Installing the Agent requires MutatingWebhookConfiguration, ClusterRoleBinding, and ClusterRole permissions.

  • The principle of injecting the APM Agent is to install a Webhook service in the cluster, which intercepts Pod startup commands and injects the APM Agent into the specified Pod by adding an initContainer. Installing the Webhook service requires MutatingWebhookConfiguration permissions.

    To implement the function of limiting the number of Agent injections per Deployment, the Webhook service needs to obtain information about Pods that have already been injected in the cluster via the Kubernetes API, which requires read-only permissions for Pod resources, and assign permissions to the account used by the Agent.

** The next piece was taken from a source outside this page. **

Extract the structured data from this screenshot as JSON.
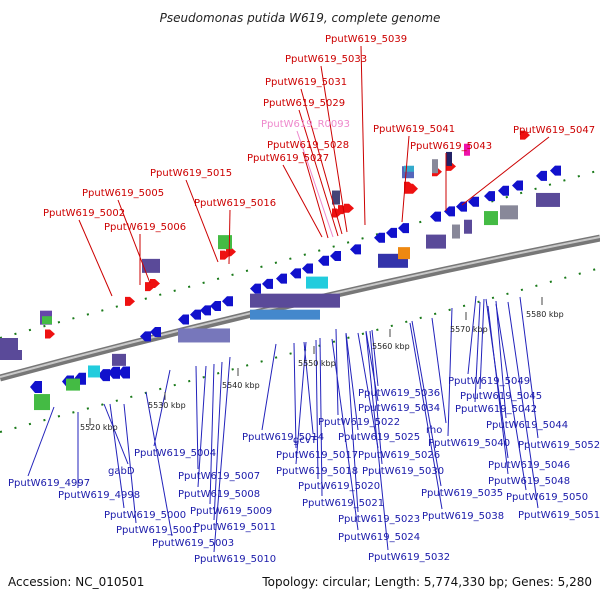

    Defining read permissions for resources requires ClusterRole permissions, and assigning permissions to the account used by the Agent requires ClusterRoleBinding permissions.

  • The Infra Agent integrates components for monitoring Kubernetes cluster information. The principle is to obtain relevant information in the cluster via the Kubernetes API, which requires read permissions for specific resources and assigning permissions to the account used by the Agent.

    Defining read permissions for resources requires ClusterRole permissions, and assigning permissions to the account used by the Agent requires ClusterRoleBinding permissions.

    To minimize the permissions of the Agent, the Infra Agent only requests list, watch, and get read operations for Pod, Namespace, and other entity resources when using ClusterRole permissions. To ensure it can access the Kubernetes API server from within the Pod, it needs create permissions for tokenreviews and subjectaccessreviews resources.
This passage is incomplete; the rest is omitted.